When buying a new car, some people take whatever is on the lot, while others special order a customized version. Such is the case with the Centers for Medicare & Medicaid Services' Hospital Consumer Assessment of Healthcare Providers and Systems survey. The 27 HCAHPS questions cover many of the same subjects that hospitals have queried on their own surveys. But is HCAHPS alone an adequate replacement for customized hospital-designed surveys that are tailored to individual markets? It depends on whom you talk to.
All in one
Patient-centered care is the goal at Griffin Hospital in Derby, CT, a 126-staffed-bed acute-care facility. Griffin was one of the facilities that participated in the HCAHPS pilot in 2004 and began using the tool exclusively in 2006.
"We did very well in the results of HCAHPS at that time, and we moved quickly to adopt the HCAHPS survey as our primary patient satisfaction measurement tool," says Vice President Bill Powanda. "It quickly became our sole patient satisfaction measurement tool."
Griffin administers the HCAHPS survey by phone with the help of Nashville, TN-based market research firm HealthStream. At the end of each phone survey, Griffin has added questions that ask patients about items and actions that go along with the organization's patient-centered mission. "We didn't add many, but we wanted to make sure those that we did add related to the uniqueness of our care model," Powanda says.
Griffin's administration makes sure HCAHPS is on every staff member's radar. Since 2006, results have been posted on whiteboards in patient nursing units, Powanda says, and the hospital has developed an HCAHPS-style survey to measure other areas--such as the emergency room and ambulatory care center.

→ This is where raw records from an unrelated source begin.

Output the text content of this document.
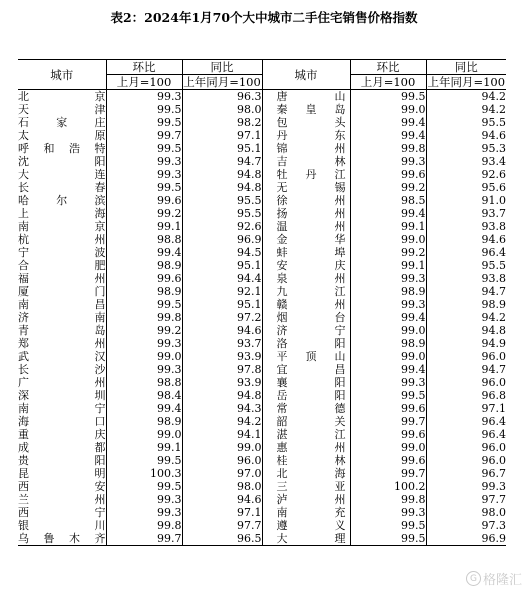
表2：2024年1月70个大中城市二手住宅销售价格指数
城市	环比	同比	城市	环比	同比
	上月=100	上年同月=100		上月=100	上年同月=100
北京	99.3	96.3	唐山	99.5	94.2
天津	99.5	98.0	秦皇岛	99.0	94.2
石家庄	99.5	98.2	包头	99.4	95.5
太原	99.7	97.1	丹东	99.4	94.6
呼和浩特	99.5	95.1	锦州	99.8	95.3
沈阳	99.3	94.7	吉林	99.3	93.4
大连	99.3	94.8	牡丹江	99.6	92.6
长春	99.5	94.8	无锡	99.2	95.6
哈尔滨	99.6	95.5	徐州	98.5	91.0
上海	99.2	95.5	扬州	99.4	93.7
南京	99.1	92.6	温州	99.1	93.8
杭州	98.8	96.9	金华	99.0	94.6
宁波	99.4	94.5	蚌埠	99.2	96.4
合肥	98.9	95.1	安庆	99.1	95.5
福州	99.6	94.4	泉州	99.3	93.8
厦门	98.9	92.1	九江	98.9	94.7
南昌	99.5	95.1	赣州	99.3	98.9
济南	99.8	97.2	烟台	99.4	94.2
青岛	99.2	94.6	济宁	99.0	94.8
郑州	99.3	93.7	洛阳	98.9	94.9
武汉	99.0	93.9	平顶山	99.0	96.0
长沙	99.3	97.8	宜昌	99.4	94.7
广州	98.8	93.9	襄阳	99.3	96.0
深圳	98.4	94.8	岳阳	99.5	96.8
南宁	99.4	94.3	常德	99.6	97.1
海口	98.9	94.2	韶关	99.7	96.4
重庆	99.0	94.1	湛江	99.6	96.4
成都	99.1	99.0	惠州	99.0	96.0
贵阳	99.5	96.0	桂林	99.6	96.0
昆明	100.3	97.0	北海	99.7	96.7
西安	99.5	98.0	三亚	100.2	99.3
兰州	99.3	94.6	泸州	99.8	97.7
西宁	99.3	97.1	南充	99.3	98.0
银川	99.8	97.7	遵义	99.5	97.3
乌鲁木齐	99.7	96.5	大理	99.5	96.9
G 格隆汇
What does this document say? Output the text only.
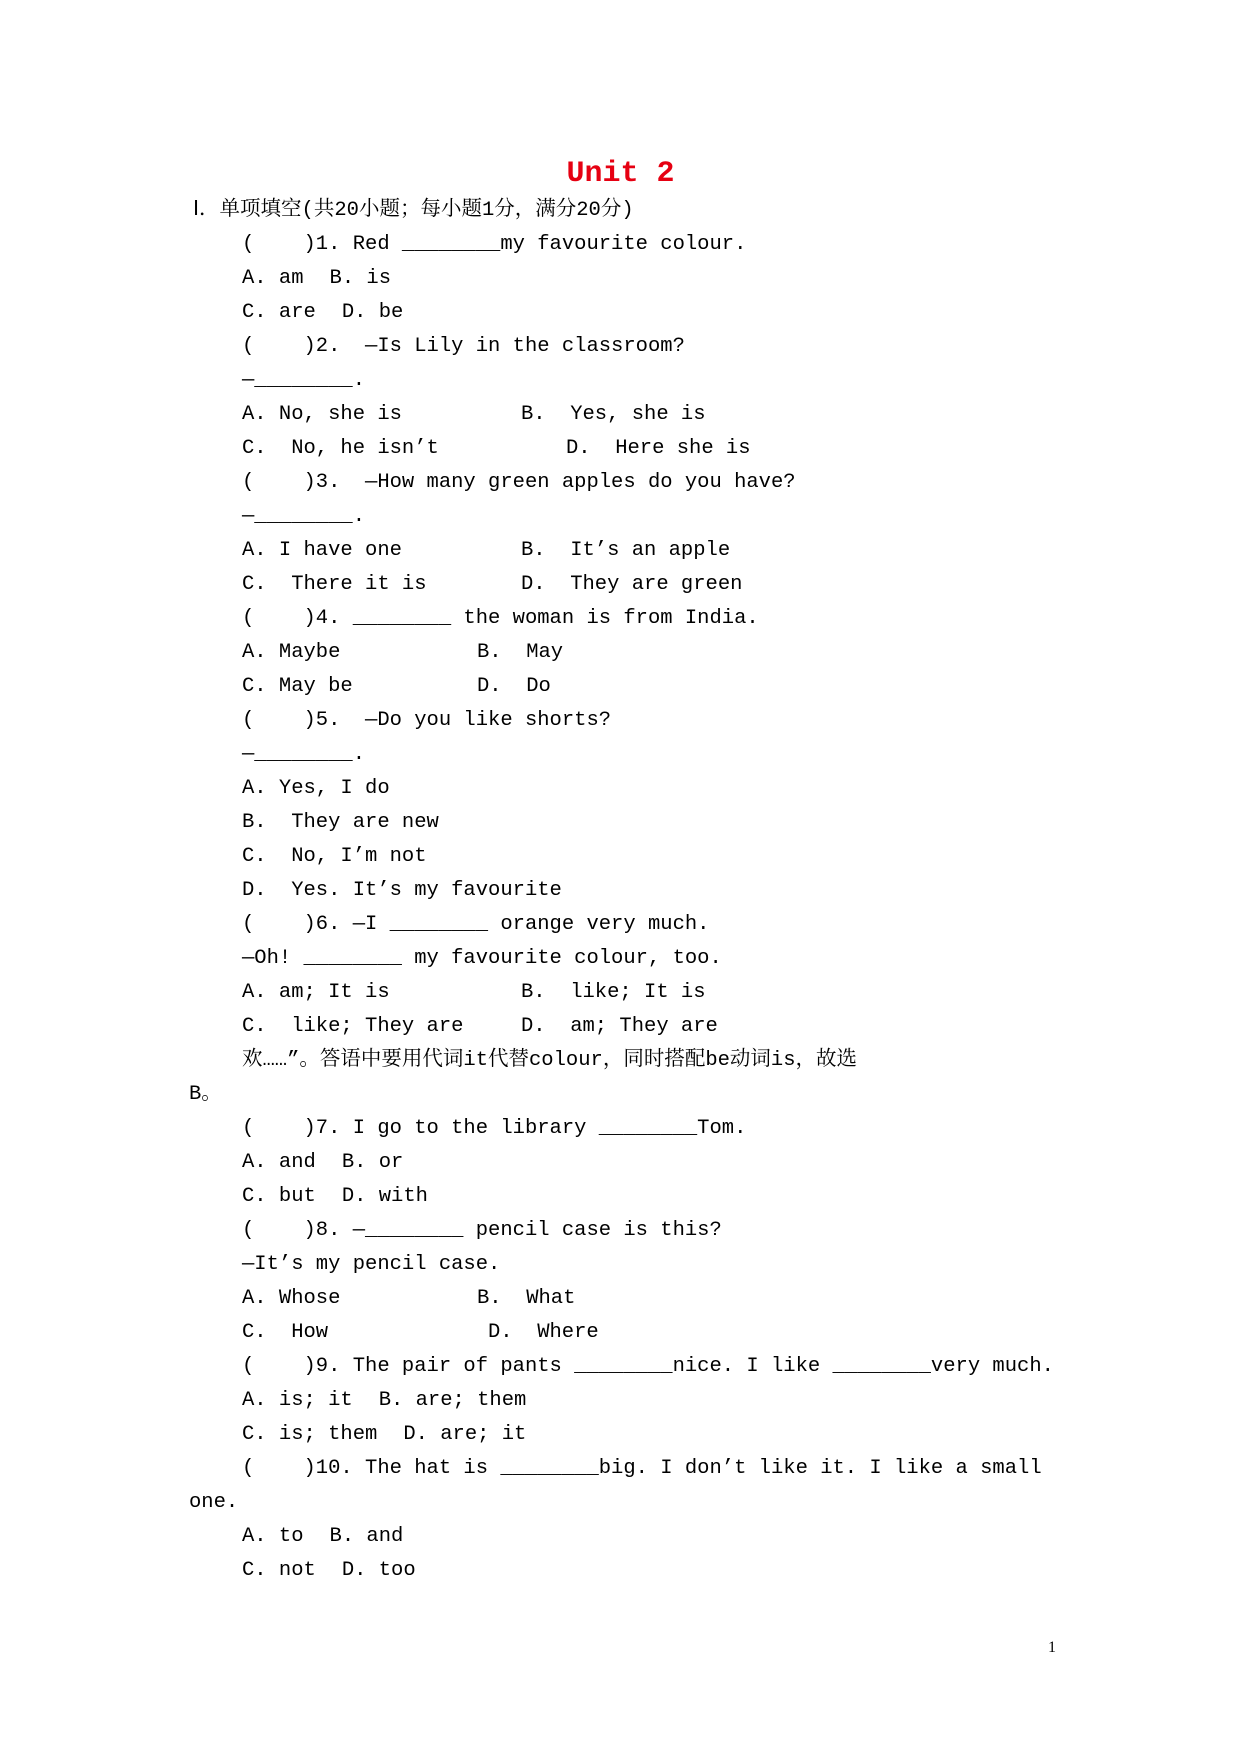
Unit 2
Ⅰ．单项填空(共20小题；每小题1分，满分20分)
(    )1. Red ________my favourite colour.
A. am B. is
C. are D. be
(    )2.  —Is Lily in the classroom?
—________.
A. No, she is	B.  Yes, she is
C.  No, he isn’t	D.  Here she is
(    )3.  —How many green apples do you have?
—________.
A. I have one	B.  It’s an apple
C.  There it is	D.  They are green
(    )4. ________ the woman is from India.
A. Maybe	B.  May
C. May be	D.  Do
(    )5.  —Do you like shorts?
—________.
A. Yes, I do
B.  They are new
C.  No, I’m not
D.  Yes. It’s my favourite
(    )6. —I ________ orange very much.
—Oh! ________ my favourite colour, too.
A. am; It is	B.  like; It is
C.  like; They are	D.  am; They are
欢……”。答语中要用代词it代替colour，同时搭配be动词is，故选
B。
(    )7. I go to the library ________Tom.
A. and B. or
C. but D. with
(    )8. —________ pencil case is this?
—It’s my pencil case.
A. Whose	B.  What
C.  How	D.  Where
(    )9. The pair of pants ________nice. I like ________very much.
A. is; it B. are; them
C. is; them D. are; it
(    )10. The hat is ________big. I don’t like it. I like a small
one.
A. to B. and
C. not D. too
1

"We're convinced that HCAHPS is effective and realize that not so far down the road CMS will roll out an ER survey and surveys for other areas," Powanda says. Working with surveys styled after HCAHPS now will only help Griffin down the road, he says.
More data required
At Emory Healthcare in Atlanta, administrators say they appreciate the effectiveness of HCAHPS, but believe that to truly satisfy patients, more information is needed from them. That's why Emory uses more than just HCAHPS to keep track of patient satisfaction, says Redge Hanna, director of service performance for the three-hospital, 1,200-bed system.
"We try to measure everything we do, by looking at what we do and how we do it at the same time. That essence does not always come through in the HCAHPS survey. It doesn't give us comments or the overall perception we're leaving people with," Hanna says.
Emory gets a more complete picture of what's happening at the hospital and can target improvements in different departments when it uses both HCAHPS and survey tools developed by South Bend, IN-based consultants Press Ganey, Hanna says. The tool asks more than just HCAHPS questions and allows the organization to learn about its individual departments and how they are or are not meeting patient needs.
The information gathered from the three survey methods also helps Emory evaluate employees--from its physicians and nurses to its environmental and maintenance staffs. Keeping its pre-HCAHPS survey methods in place provides consistency in employee evaluations, Hanna says.
Last, using Press Ganey's survey and HCAHPS allows for more benchmarking, Hanna says. Emory is able to compare itself to hospitals around the country in areas that HCAHPS doesn't cover. "In school, everyone looks at their grade and then wonders what everyone else got. They want to know, 'How are my peers doing?' Our goal is to get everyone striving to be the best that they possibly can be--individually and as an organization."